But if you’re not concerned about HuC, this will certainly help other use cases.
|
|
|
Post by elmer on Oct 11, 2021 21:40:36 GMT
The reason for preserving A during the call was that HuC passed the first variable in A and X, in order to avoid the pseudo-stack for the common 1-parameter case. Sure, I know ... but in those cases, there is absolutely no reason why the HuC compiler can't be modified to put the tay in the calling code, and the tya in the destination procedure, and so move the space cost from out of the one bank with the trampolines and into the many banks with the HuC code.

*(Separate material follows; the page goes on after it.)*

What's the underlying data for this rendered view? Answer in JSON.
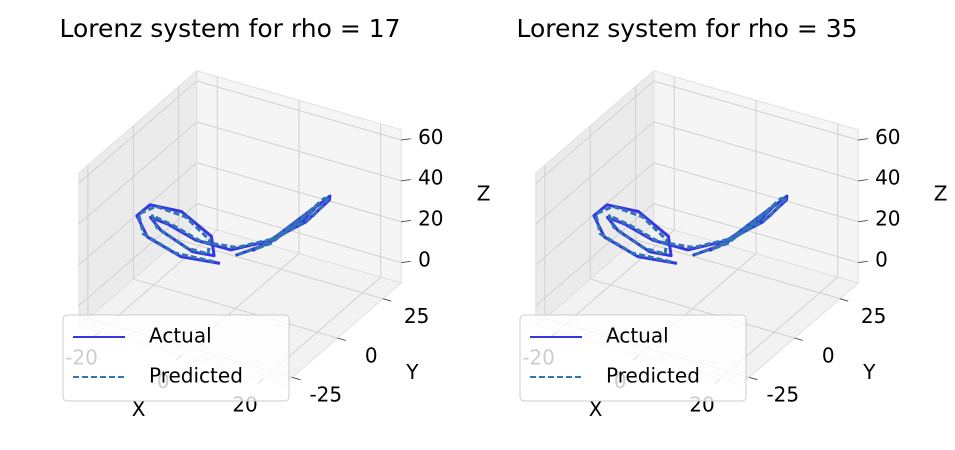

Then there are also those functions that don't take any parameters at all, or those fastcall functions that pass their parameters in the CD variables (__ax,__bx,__cx,__dx,__si,__di,__bp). Overall, I see changing the trampoline as a win, especially when moving the trampolines into the limited-sized first bank with the system-support code. Honestly, I thought that you'd be more concerned with changing from jsr/rts to jmp/jmp, which is something that is less of an obvious benefit ... 2 bytes and 6 cycles saved per procedure, but it does mean remembering to make that change to the rts in every assembly-language procedure.
|
|
|
Post by dshadoff on Oct 12, 2021 0:06:24 GMT
Oh, I hadn't noticed that about the JMP... I didn't look at the code closely. I assume that you have a common exit in the trampoline bank which goes something like this:
pla tam6 rts ...for each bank capable of paging like this.
I don't mind this... but... again this makes an assumption. The assumption is that each of the externalized functions in a given bank will not benefit from a direct-call (i.e. without paging that bank again), since the exit of the function would be a jump back to the trampoline bank to page it back out.
I haven't looked in a long time, but I'm reasonably confident that there are library functions where A calls B, and you would want to externalize both without taking a second page-out penalty when A calls B. Something along the lines of "do something to sprite <n>", or "do something to all sprites", or something like that.
I don't have specifics at the moment though.
|
|
|
Post by elmer on Oct 12, 2021 16:31:12 GMT
I assume that you have a common exit in the trampoline bank which goes something like this: Yes, that's right. I don't mind this... but... again this makes an assumption. The assumption is that each of the externalized functions in a given bank will not benefit from a direct-call (i.e. without paging that bank again), since the exit of the function would be a jump back to the trampoline bank to page it back out. Absolutely ... and that is why I'm less-convinced of the wisdom of that particular change, even though the memory-saving is nice. From the engine and library programmers POV, it's something that is easy to hide behind a macro, say " leave", and then be able to easily change it later on. Since using the " -newproc" option would require so much work to be done on HuC/MagicKit anyway, I think that there's plenty of time to come to some consensus as to the wisdom/need of the exact implementation.
|
|
|
Post by Galahad on Oct 31, 2021 2:41:06 GMT
Change is a good thing,I like what I read in this thread,the future looks bright for pce dev.
|
|